Dr.Ko Ko Naing, a director general at the Ministry of Social Welfare, Relief and Resettlement, told The Nation on Friday that the authorities recently had a “fruitful discussion” with Filippo Grandi, UN High Commissioner for Refugees, who was in the country for a five-day visit which began on Monday.
“We have been actively cooperating with UN agencies over the past few years, and UNHCR is one of them. (On Thursday) we discussed with Grandi further plans for collaboration,” he said.
Officials on Thursday signed a memorandum of understanding (MoU) on collaboration in disaster management and humanitarian works with Grandi. The agreement, signing in Nay Pyi Taw, will strengthen Myanmar’s ties with the UN refugee agency, allowing UNHCR’s assistance in the event of disasters.
“We will ensure to prioritise security and stability of the conflicted areas while undertaking humanitarian works in disaster-hit regions,” he said.
According to the agreement, UNHCR will have to notify the ministry of any challenges it is facing on the ground so both parties can work together to address them.
“This MoU means an additional three years cooperation with UNHCR. We hope to collaborate more in welcoming Myanmar migrant workers back home as well as providing humanitarian assistance to internally displaced persons (IDPs),” he said.
Prior to the signing, Grandi met with State Counsellor Aung San Suu Kyi on Thursday, and discussed the extension of the MoU signed between Myanmar, UNDP and UNHCR in June 2018, implementation of the community-based Quick Impact Projects (QIPs), the voluntary return of verified Myanmar nationals from the temporary camps along the Myanmar-Thailand border, and provision of assistance by UNHCR for ensuring peace and development in Myanmar.
In the first two days of his trip, Grandi visited communities in Rakhine State including Muslim refugees in Khaung Doke Khar camp in Sittwe, and the northern townships and met with regional authorities.
In Maungdaw township, in the northern part of Rakhine State, Grandi travelled to a number of villages to hear Rakhine, Rohingya and other communities tell of their challenges, needs and hopes. They also said that projects in their villages - such as water reservoirs, school rehabilitation, road improvements, provision of bicycles and skills training - are already making a difference in their lives.

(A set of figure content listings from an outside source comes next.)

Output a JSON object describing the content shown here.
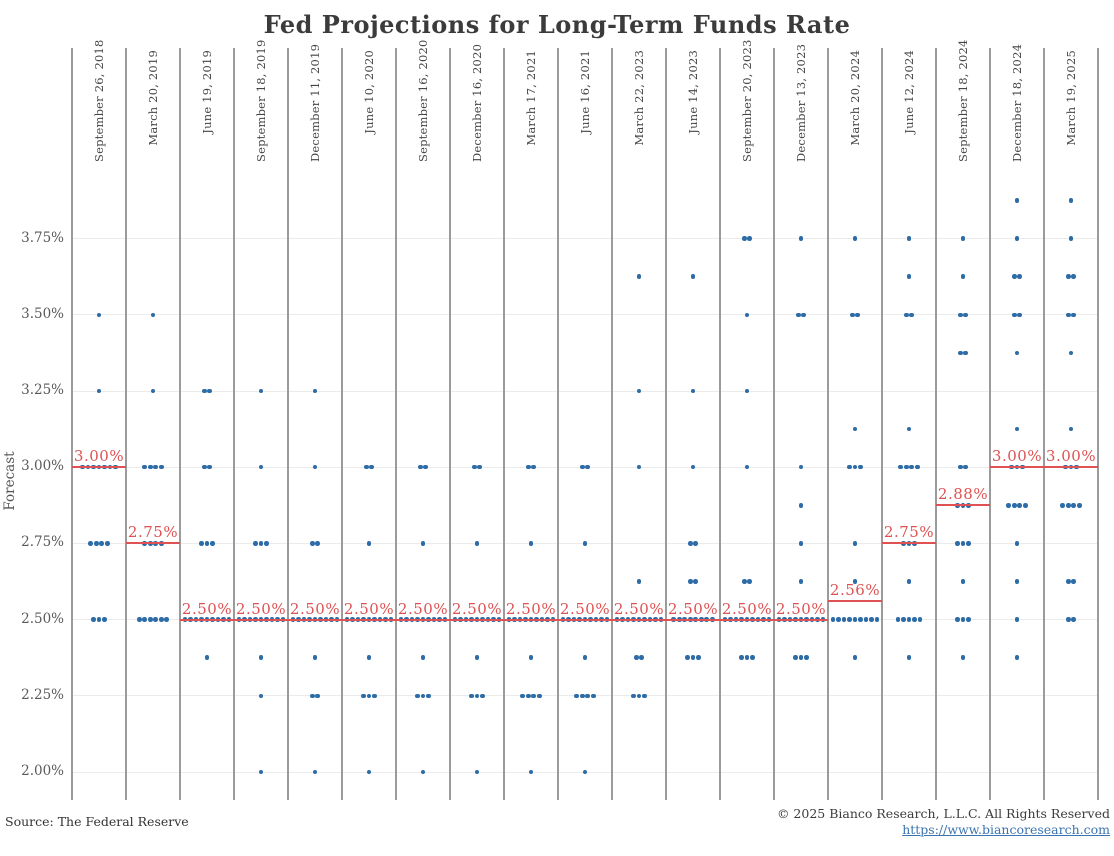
{
  "title": "Fed Projections for Long-Term Funds Rate",
  "footer": {
    "source": "Source: The Federal Reserve",
    "copyright": "© 2025 Bianco Research, L.L.C. All Rights Reserved",
    "link": "https://www.biancoresearch.com"
  },
  "colors": {
    "dot_blue": "#2d6ca6",
    "median_red": "#df5152",
    "divider_gray": "#9b9b9b",
    "grid_gray": "#ebebeb",
    "title_gray": "#3b3b3b"
  },
  "chart_data": {
    "type": "scatter",
    "title": "Fed Projections for Long-Term Funds Rate",
    "xlabel": "",
    "ylabel": "Forecast",
    "ylim": [
      1.9,
      4.0
    ],
    "grid": true,
    "y_ticks": [
      {
        "value": 2.0,
        "label": "2.00%"
      },
      {
        "value": 2.25,
        "label": "2.25%"
      },
      {
        "value": 2.5,
        "label": "2.50%"
      },
      {
        "value": 2.75,
        "label": "2.75%"
      },
      {
        "value": 3.0,
        "label": "3.00%"
      },
      {
        "value": 3.25,
        "label": "3.25%"
      },
      {
        "value": 3.5,
        "label": "3.50%"
      },
      {
        "value": 3.75,
        "label": "3.75%"
      }
    ],
    "meetings": [
      {
        "date": "September 26, 2018",
        "median": 3.0,
        "median_label": "3.00%",
        "dots": [
          [
            3.5,
            1
          ],
          [
            3.25,
            1
          ],
          [
            3.0,
            7
          ],
          [
            2.75,
            4
          ],
          [
            2.5,
            3
          ]
        ]
      },
      {
        "date": "March 20, 2019",
        "median": 2.75,
        "median_label": "2.75%",
        "dots": [
          [
            3.5,
            1
          ],
          [
            3.25,
            1
          ],
          [
            3.0,
            4
          ],
          [
            2.75,
            4
          ],
          [
            2.5,
            6
          ]
        ]
      },
      {
        "date": "June 19, 2019",
        "median": 2.5,
        "median_label": "2.50%",
        "dots": [
          [
            3.25,
            2
          ],
          [
            3.0,
            2
          ],
          [
            2.75,
            3
          ],
          [
            2.5,
            9
          ],
          [
            2.375,
            1
          ]
        ]
      },
      {
        "date": "September 18, 2019",
        "median": 2.5,
        "median_label": "2.50%",
        "dots": [
          [
            3.25,
            1
          ],
          [
            3.0,
            1
          ],
          [
            2.75,
            3
          ],
          [
            2.5,
            9
          ],
          [
            2.375,
            1
          ],
          [
            2.25,
            1
          ],
          [
            2.0,
            1
          ]
        ]
      },
      {
        "date": "December 11, 2019",
        "median": 2.5,
        "median_label": "2.50%",
        "dots": [
          [
            3.25,
            1
          ],
          [
            3.0,
            1
          ],
          [
            2.75,
            2
          ],
          [
            2.5,
            9
          ],
          [
            2.375,
            1
          ],
          [
            2.25,
            2
          ],
          [
            2.0,
            1
          ]
        ]
      },
      {
        "date": "June 10, 2020",
        "median": 2.5,
        "median_label": "2.50%",
        "dots": [
          [
            3.0,
            2
          ],
          [
            2.75,
            1
          ],
          [
            2.5,
            9
          ],
          [
            2.375,
            1
          ],
          [
            2.25,
            3
          ],
          [
            2.0,
            1
          ]
        ]
      },
      {
        "date": "September 16, 2020",
        "median": 2.5,
        "median_label": "2.50%",
        "dots": [
          [
            3.0,
            2
          ],
          [
            2.75,
            1
          ],
          [
            2.5,
            9
          ],
          [
            2.375,
            1
          ],
          [
            2.25,
            3
          ],
          [
            2.0,
            1
          ]
        ]
      },
      {
        "date": "December 16, 2020",
        "median": 2.5,
        "median_label": "2.50%",
        "dots": [
          [
            3.0,
            2
          ],
          [
            2.75,
            1
          ],
          [
            2.5,
            9
          ],
          [
            2.375,
            1
          ],
          [
            2.25,
            3
          ],
          [
            2.0,
            1
          ]
        ]
      },
      {
        "date": "March 17, 2021",
        "median": 2.5,
        "median_label": "2.50%",
        "dots": [
          [
            3.0,
            2
          ],
          [
            2.75,
            1
          ],
          [
            2.5,
            9
          ],
          [
            2.375,
            1
          ],
          [
            2.25,
            4
          ],
          [
            2.0,
            1
          ]
        ]
      },
      {
        "date": "June 16, 2021",
        "median": 2.5,
        "median_label": "2.50%",
        "dots": [
          [
            3.0,
            2
          ],
          [
            2.75,
            1
          ],
          [
            2.5,
            9
          ],
          [
            2.375,
            1
          ],
          [
            2.25,
            4
          ],
          [
            2.0,
            1
          ]
        ]
      },
      {
        "date": "March 22, 2023",
        "median": 2.5,
        "median_label": "2.50%",
        "dots": [
          [
            3.625,
            1
          ],
          [
            3.25,
            1
          ],
          [
            3.0,
            1
          ],
          [
            2.625,
            1
          ],
          [
            2.5,
            9
          ],
          [
            2.375,
            2
          ],
          [
            2.25,
            3
          ]
        ]
      },
      {
        "date": "June 14, 2023",
        "median": 2.5,
        "median_label": "2.50%",
        "dots": [
          [
            3.625,
            1
          ],
          [
            3.25,
            1
          ],
          [
            3.0,
            1
          ],
          [
            2.75,
            2
          ],
          [
            2.625,
            2
          ],
          [
            2.5,
            8
          ],
          [
            2.375,
            3
          ]
        ]
      },
      {
        "date": "September 20, 2023",
        "median": 2.5,
        "median_label": "2.50%",
        "dots": [
          [
            3.75,
            2
          ],
          [
            3.5,
            1
          ],
          [
            3.25,
            1
          ],
          [
            3.0,
            1
          ],
          [
            2.625,
            2
          ],
          [
            2.5,
            9
          ],
          [
            2.375,
            3
          ]
        ]
      },
      {
        "date": "December 13, 2023",
        "median": 2.5,
        "median_label": "2.50%",
        "dots": [
          [
            3.75,
            1
          ],
          [
            3.5,
            2
          ],
          [
            3.0,
            1
          ],
          [
            2.875,
            1
          ],
          [
            2.75,
            1
          ],
          [
            2.625,
            1
          ],
          [
            2.5,
            9
          ],
          [
            2.375,
            3
          ]
        ]
      },
      {
        "date": "March 20, 2024",
        "median": 2.5625,
        "median_label": "2.56%",
        "dots": [
          [
            3.75,
            1
          ],
          [
            3.5,
            2
          ],
          [
            3.125,
            1
          ],
          [
            3.0,
            3
          ],
          [
            2.75,
            1
          ],
          [
            2.625,
            1
          ],
          [
            2.5,
            9
          ],
          [
            2.375,
            1
          ]
        ]
      },
      {
        "date": "June 12, 2024",
        "median": 2.75,
        "median_label": "2.75%",
        "dots": [
          [
            3.75,
            1
          ],
          [
            3.625,
            1
          ],
          [
            3.5,
            2
          ],
          [
            3.125,
            1
          ],
          [
            3.0,
            4
          ],
          [
            2.75,
            3
          ],
          [
            2.625,
            1
          ],
          [
            2.5,
            5
          ],
          [
            2.375,
            1
          ]
        ]
      },
      {
        "date": "September 18, 2024",
        "median": 2.875,
        "median_label": "2.88%",
        "dots": [
          [
            3.75,
            1
          ],
          [
            3.625,
            1
          ],
          [
            3.5,
            2
          ],
          [
            3.375,
            2
          ],
          [
            3.0,
            2
          ],
          [
            2.875,
            3
          ],
          [
            2.75,
            3
          ],
          [
            2.625,
            1
          ],
          [
            2.5,
            3
          ],
          [
            2.375,
            1
          ]
        ]
      },
      {
        "date": "December 18, 2024",
        "median": 3.0,
        "median_label": "3.00%",
        "dots": [
          [
            3.875,
            1
          ],
          [
            3.75,
            1
          ],
          [
            3.625,
            2
          ],
          [
            3.5,
            2
          ],
          [
            3.375,
            1
          ],
          [
            3.125,
            1
          ],
          [
            3.0,
            3
          ],
          [
            2.875,
            4
          ],
          [
            2.75,
            1
          ],
          [
            2.625,
            1
          ],
          [
            2.5,
            1
          ],
          [
            2.375,
            1
          ]
        ]
      },
      {
        "date": "March 19, 2025",
        "median": 3.0,
        "median_label": "3.00%",
        "dots": [
          [
            3.875,
            1
          ],
          [
            3.75,
            1
          ],
          [
            3.625,
            2
          ],
          [
            3.5,
            2
          ],
          [
            3.375,
            1
          ],
          [
            3.125,
            1
          ],
          [
            3.0,
            3
          ],
          [
            2.875,
            4
          ],
          [
            2.625,
            2
          ],
          [
            2.5,
            2
          ]
        ]
      }
    ]
  }
}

While driving in northern Rakhine, Grandi saw stretches of empty land once occupied by Rohingya villages now covered by overgrown vegetation. Few signs remain of the houses and markets that once dotted the landscape, the statement said.

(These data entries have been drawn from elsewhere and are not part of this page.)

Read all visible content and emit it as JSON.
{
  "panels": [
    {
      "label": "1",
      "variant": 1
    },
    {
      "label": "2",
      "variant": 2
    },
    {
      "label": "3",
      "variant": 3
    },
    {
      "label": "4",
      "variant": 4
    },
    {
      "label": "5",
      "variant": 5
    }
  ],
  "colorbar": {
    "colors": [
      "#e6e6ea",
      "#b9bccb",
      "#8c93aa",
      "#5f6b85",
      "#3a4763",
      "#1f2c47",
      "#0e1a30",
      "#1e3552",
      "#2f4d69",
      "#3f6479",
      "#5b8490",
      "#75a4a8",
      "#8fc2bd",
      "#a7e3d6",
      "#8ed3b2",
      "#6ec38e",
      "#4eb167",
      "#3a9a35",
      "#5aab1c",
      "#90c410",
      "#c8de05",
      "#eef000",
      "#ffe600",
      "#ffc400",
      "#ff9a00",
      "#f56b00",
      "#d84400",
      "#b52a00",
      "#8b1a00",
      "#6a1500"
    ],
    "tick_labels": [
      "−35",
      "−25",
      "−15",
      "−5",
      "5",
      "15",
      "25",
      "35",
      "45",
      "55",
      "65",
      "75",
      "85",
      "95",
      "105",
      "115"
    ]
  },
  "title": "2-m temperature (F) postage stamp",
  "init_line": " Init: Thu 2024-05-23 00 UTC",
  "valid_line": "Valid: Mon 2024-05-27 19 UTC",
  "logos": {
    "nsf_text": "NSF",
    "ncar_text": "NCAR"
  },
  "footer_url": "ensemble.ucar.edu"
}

In Buthidaung, at a Buddhist monastery hosting Rakhine people recently displaced, representatives told Grandi of their wish to return to their homes as soon as possible. They asked for security to be reestablished, unexploded ordinances cleared and strongly appealed for peace.
The Rakhine State Government currently estimates that around 29,000 people, mostly from the Rakhine community, are displaced in seven townships in Rakhine state due to this conflict.

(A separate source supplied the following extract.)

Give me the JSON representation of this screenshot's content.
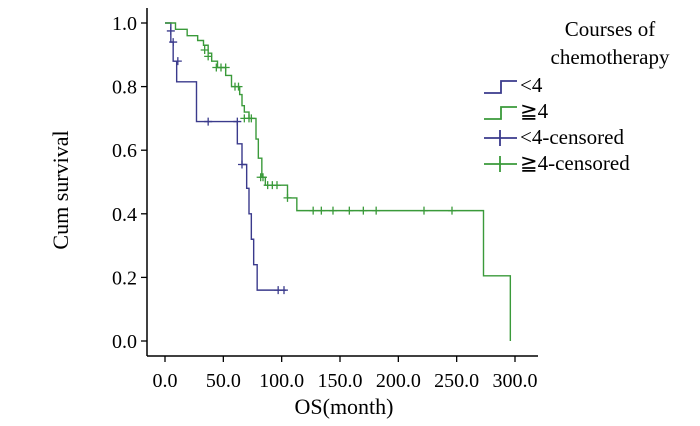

Grandi also met with a group of Rakhine villagers in Maungdaw township, once a cluster of five villages surrounded by farms and fish ponds, with a large Rohingya population who are now refugees in Bangladesh. They expressed concerns about the impact on the local economy and labour shortages following the departure of their Muslim neighbours.
As the first visit by the UN refugee chief to Myanmar since August 2017, Grandi’s trip comes on the heels of the High Commissioner’s mission to Rohingya refugee camps in Bangladesh at the end of April. More than 900,000 stateless Rohingya refugees currently live in crowded settlements in Cox’s Bazar, of whom an estimated 741,000 fled from Myanmar since August 2017, according to UNHCR.
“In the course of his stay in Myanmar, Grandi will follow up on a range of issues raised by refugees from Myanmar and will discuss Myanmar’s efforts to find comprehensive and durable solutions to the crisis in Rakhine State,” UNHCR said in a statement.
Prior to his visit to Myanmar, Grandi visited refugee camps in Bangladesh in late April. There, he stressed that key moves and progress must be made by Myanmar authorities.
“The Myanmar side must address the issue of Rohingya rights,” he said. “That includes freedom of movement, access to jobs and services, and a path to citizenship.”